Sunday, May 17, 2009

Waterfall Model

History
The "waterfall model", documented in 1970 by Royce was the first publicly documented life cycle model. The model was developed to help cope with the increasing complexity of aerospace products. The waterfall model followed a documentation driven paradigm.

This is the most common and classic of life cycle models, also referred to as a linear-sequential life cycle model. It is very simple to understand and use. In a waterfall model, each phase must be completed in its entirety before the next phase can begin. At the end of each phase, a review takes place to determine if the project is on the right path and whether or not to continue or discard the project. Unlike what I mentioned in the general model, phases do not overlap in a waterfall model.
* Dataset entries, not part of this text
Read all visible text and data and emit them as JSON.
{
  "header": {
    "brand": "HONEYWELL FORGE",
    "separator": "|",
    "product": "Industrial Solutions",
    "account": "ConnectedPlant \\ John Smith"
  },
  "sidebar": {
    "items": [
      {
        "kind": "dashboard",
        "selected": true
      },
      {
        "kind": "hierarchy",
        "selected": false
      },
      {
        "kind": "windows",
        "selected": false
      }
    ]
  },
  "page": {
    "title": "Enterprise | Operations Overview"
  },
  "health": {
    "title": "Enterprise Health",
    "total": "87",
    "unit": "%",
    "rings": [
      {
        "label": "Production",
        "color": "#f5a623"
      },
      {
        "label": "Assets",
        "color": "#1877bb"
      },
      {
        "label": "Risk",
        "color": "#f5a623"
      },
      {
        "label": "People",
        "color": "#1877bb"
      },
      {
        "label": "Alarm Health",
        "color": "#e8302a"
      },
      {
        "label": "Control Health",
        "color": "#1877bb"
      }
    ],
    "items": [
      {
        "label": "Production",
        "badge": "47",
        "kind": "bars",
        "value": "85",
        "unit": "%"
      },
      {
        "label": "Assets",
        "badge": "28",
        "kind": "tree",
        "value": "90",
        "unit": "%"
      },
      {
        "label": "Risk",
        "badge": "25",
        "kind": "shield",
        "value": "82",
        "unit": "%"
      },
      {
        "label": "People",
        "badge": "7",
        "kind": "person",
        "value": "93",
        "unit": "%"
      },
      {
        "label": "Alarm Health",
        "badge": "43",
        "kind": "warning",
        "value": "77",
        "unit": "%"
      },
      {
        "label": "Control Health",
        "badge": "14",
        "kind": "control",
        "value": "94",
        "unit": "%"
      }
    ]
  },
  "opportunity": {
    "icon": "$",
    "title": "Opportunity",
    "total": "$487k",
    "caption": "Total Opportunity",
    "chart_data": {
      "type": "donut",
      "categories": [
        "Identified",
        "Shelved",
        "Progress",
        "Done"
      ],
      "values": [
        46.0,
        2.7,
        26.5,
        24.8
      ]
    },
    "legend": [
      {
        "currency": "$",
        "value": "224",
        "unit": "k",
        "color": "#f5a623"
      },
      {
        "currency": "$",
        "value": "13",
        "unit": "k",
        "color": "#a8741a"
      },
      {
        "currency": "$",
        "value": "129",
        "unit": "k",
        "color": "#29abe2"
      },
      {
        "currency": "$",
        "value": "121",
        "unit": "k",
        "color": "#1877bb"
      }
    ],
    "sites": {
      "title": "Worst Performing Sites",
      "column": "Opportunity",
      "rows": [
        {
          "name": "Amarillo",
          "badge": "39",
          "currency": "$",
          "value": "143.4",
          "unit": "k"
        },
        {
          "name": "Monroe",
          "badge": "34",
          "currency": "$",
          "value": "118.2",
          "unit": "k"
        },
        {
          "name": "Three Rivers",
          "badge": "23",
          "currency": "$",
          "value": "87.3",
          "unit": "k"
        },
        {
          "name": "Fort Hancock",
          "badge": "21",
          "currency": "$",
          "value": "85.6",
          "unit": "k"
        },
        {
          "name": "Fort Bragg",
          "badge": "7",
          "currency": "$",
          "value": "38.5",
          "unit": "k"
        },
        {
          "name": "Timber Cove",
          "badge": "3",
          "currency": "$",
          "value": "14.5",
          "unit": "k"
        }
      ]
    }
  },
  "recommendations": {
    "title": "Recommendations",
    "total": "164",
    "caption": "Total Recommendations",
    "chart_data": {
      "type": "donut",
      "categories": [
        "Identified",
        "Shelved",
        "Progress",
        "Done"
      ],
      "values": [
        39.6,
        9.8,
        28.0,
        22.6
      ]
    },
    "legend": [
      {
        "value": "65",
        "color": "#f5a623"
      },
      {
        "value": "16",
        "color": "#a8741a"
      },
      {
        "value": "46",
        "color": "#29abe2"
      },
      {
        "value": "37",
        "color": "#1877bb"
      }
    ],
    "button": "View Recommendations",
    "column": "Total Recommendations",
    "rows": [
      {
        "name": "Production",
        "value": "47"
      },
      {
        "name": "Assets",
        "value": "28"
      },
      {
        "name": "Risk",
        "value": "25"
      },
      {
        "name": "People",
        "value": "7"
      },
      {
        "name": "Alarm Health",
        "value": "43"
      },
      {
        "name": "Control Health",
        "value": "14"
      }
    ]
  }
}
Here these following phases are followed in order:

1. Requirements specification
2. Design
3. Construction (AKA implementation or coding)
4. Integration
5. Testing and debugging (AKA Validation)
6. Installation
7. Maintenance

Advantages

* Simple and easy to use.
* Easy to manage due to the rigidity of the model – each phase has specific deliverables and a review process.
* Phases are processed and completed one at a time.
* Works well for smaller projects where requirements are very well understood.

Disadvantages
The waterfall model however is argued by many to be a bad idea in practice, mainly because of their belief that it is impossible to get one phase of a software product's lifecycle "perfected" before moving on to the next phases and learning from them (or, at least, the belief that this is impossible for any non-trivial program). For example, clients may not be aware of exactly what requirements they want before they see a working prototype and can comment upon it; they may change their requirements constantly, and program designers and implementers may have little control over this. If clients change their requirements after a design is finished, that design must be modified to accommodate the new requirements, invalidating quite a good deal of effort if overly large amounts of time have been invested into "Big Design Up Front". (Thus, methods opposed to the naive waterfall model--such as those used in Agile software development--advocate less reliance on a fixed, static requirements document or design document). Designers may not (or, more likely, cannot) be aware of future implementation difficulties when writing a design for an unimplemented software product. That is, it may become clear in the implementation phase that a particular area of program functionality is extraordinarily difficult to implement. If this is the case, it is better to revise the design than to persist in using a design that was made based on faulty predictions and that does not account for the newly discovered problem areas.
* Adjusting scope during the life cycle can kill a project
* No working software is produced until late during the life cycle.
* High amounts of risk and uncertainty.
* Poor model for complex and object-oriented projects.
* Poor model for long and ongoing projects.
* Poor model where requirements are at a moderate to high risk of changing.